"İçtihat Metni"
MAHKEMESİ : Kayseri Bölge Adliye Mahkemesi 1. Hukuk Dairesi
SAYISI : 2022/1240 E., 2022/1761 K.
HÜKÜM/KARAR : Ret / Esastan Ret
İLK DERECE MAHKEMESİ : Sivas 2. Asliye Hukuk Mahkemesi
SAYISI : 2020/150 E., 2022/234 K.
Taraflar arasındaki tapu iptali ve tescil davasından dolayı yapılan yargılama sonunda İlk Derece Mahkemesince davanın reddine karar verilmiştir.
Kararın davacı vekili tarafından istinaf edilmesi üzerine, Bölge Adliye Mahkemesi tarafından yapılan inceleme sonucunda, istinaf başvurusunun esastan reddine karar verilmiştir.
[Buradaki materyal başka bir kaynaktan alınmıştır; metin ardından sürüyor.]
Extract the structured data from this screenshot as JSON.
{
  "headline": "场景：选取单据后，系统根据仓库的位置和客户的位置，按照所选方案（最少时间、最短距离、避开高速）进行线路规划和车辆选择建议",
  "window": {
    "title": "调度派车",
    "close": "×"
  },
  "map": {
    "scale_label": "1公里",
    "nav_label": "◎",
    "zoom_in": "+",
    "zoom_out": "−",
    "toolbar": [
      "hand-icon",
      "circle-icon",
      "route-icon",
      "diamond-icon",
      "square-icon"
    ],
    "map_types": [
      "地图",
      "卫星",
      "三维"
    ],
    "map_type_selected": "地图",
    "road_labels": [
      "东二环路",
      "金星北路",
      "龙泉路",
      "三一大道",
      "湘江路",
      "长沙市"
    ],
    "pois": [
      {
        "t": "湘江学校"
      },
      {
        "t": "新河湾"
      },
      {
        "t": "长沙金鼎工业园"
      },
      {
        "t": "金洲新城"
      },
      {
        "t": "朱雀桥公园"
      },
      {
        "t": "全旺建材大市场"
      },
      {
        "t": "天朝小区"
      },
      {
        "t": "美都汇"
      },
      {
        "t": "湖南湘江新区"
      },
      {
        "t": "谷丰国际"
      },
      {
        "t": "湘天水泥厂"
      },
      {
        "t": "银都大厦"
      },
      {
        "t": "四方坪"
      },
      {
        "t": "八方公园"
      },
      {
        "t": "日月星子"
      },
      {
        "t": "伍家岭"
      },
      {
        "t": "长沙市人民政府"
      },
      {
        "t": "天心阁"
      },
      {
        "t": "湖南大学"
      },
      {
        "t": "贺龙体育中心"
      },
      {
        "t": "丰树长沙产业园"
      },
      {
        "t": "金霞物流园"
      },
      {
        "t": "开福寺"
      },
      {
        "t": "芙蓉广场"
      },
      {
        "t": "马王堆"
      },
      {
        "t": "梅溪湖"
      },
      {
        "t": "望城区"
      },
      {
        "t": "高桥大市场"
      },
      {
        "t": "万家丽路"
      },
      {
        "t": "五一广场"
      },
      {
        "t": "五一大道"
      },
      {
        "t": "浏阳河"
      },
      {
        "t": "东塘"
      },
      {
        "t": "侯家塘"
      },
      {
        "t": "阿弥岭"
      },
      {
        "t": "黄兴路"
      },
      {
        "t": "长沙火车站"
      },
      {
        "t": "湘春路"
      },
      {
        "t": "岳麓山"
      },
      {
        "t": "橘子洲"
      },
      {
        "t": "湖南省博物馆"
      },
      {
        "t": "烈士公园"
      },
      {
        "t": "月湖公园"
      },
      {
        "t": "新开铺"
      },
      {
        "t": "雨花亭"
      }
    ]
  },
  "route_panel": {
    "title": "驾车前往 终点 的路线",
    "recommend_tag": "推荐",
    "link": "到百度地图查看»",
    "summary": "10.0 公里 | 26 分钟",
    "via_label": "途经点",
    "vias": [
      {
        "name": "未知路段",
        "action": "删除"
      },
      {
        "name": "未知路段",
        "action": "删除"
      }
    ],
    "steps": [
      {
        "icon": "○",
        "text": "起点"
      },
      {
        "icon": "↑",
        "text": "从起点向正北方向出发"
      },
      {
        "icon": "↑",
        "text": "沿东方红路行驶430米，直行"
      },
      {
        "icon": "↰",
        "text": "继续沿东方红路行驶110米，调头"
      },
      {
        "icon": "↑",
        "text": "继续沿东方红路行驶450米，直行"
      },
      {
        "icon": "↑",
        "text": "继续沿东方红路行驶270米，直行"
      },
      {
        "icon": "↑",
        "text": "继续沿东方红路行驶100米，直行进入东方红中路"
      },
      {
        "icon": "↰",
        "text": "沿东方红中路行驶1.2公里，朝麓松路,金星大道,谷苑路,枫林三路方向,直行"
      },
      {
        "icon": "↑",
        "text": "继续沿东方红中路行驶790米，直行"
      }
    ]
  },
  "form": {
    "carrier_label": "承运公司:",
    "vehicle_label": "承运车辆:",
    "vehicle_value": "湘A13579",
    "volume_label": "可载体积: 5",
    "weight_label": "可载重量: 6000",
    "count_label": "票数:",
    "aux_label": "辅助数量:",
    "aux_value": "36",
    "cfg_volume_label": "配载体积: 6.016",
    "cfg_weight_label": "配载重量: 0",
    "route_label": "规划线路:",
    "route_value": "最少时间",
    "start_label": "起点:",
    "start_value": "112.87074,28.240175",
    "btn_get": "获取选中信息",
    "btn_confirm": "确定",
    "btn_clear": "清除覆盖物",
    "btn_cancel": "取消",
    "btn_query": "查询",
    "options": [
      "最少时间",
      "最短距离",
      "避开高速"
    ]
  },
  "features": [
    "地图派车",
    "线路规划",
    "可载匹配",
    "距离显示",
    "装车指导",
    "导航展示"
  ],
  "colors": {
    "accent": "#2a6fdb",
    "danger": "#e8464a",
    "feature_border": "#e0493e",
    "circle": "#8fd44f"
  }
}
Bölge Adliye Mahkemesi kararı davacı vekili tarafından temyiz edilmekle; kesinlik, süre, temyiz şartı ve diğer usul eksiklikleri yönünden yapılan ön inceleme sonucunda, temyiz dilekçesinin kabulüne karar verildikten ve Tetkik Hâkimi tarafından hazırlanan rapor dinlendikten sonra dosyadaki belgeler incelenip gereği düşünüldü:
I. DAVA
Davacı; dava konusu 9865 ada 8 parsel sayılı taşınmazdaki 6 nolu bağımsız bölüm ve 1938 ada 12 parsel sayılı taşınmazdaki dükkanın davalılar adına tescil edildiğini, taşınmazların kooperatiften ferdileşme ile davalılar adına kayıtlı olduğunu, davalıların babalarının sanayideki dükkanında birlikte çalıştığını, babalarının evinde kaldıklarını, alım güçleri bulunmadığını, alım tarihlerinde yaşlarının küçük olduğunu, taşınmazların mirasbırakana ait olup kızları ve kendisinden mal kaçırmak amacıyla davalılar adına tescil edildiğini ileri sürerek tapu kaydının iptali ile miras payı oranında adına tesciline karar verilmesini istemiştir.
II. CEVAP
Davalılar, uzun yıllar babasının kereste dükkanında küçük yaşlardan itibaren çalıştıklarını, davalı ...’nın birikimi ile İzmir’deki kooperatife üye olmak istediğini, babasına saygısından üyeliğin onun adına yapıldığını, taşınmazın alımı döneminde kardeşi ile ortaklığı nedeniyle devrin adına yapıldığını, mirasbırakanın başka taşınmazları da olduğunu, bankada parasının bulunduğunu, mal kaçırma amacı olmadığını, dükkan payının ise yine resmiyette mirasbırakan adına üyelik yapıldığını, ödemelerin kendileri tarafından yapıldığını, zaten yapı yapılamayınca pay devredildiği ve üzerindeki dükkanın kendilerince yapıldığını belirterek davanın reddini savunmuşlardır.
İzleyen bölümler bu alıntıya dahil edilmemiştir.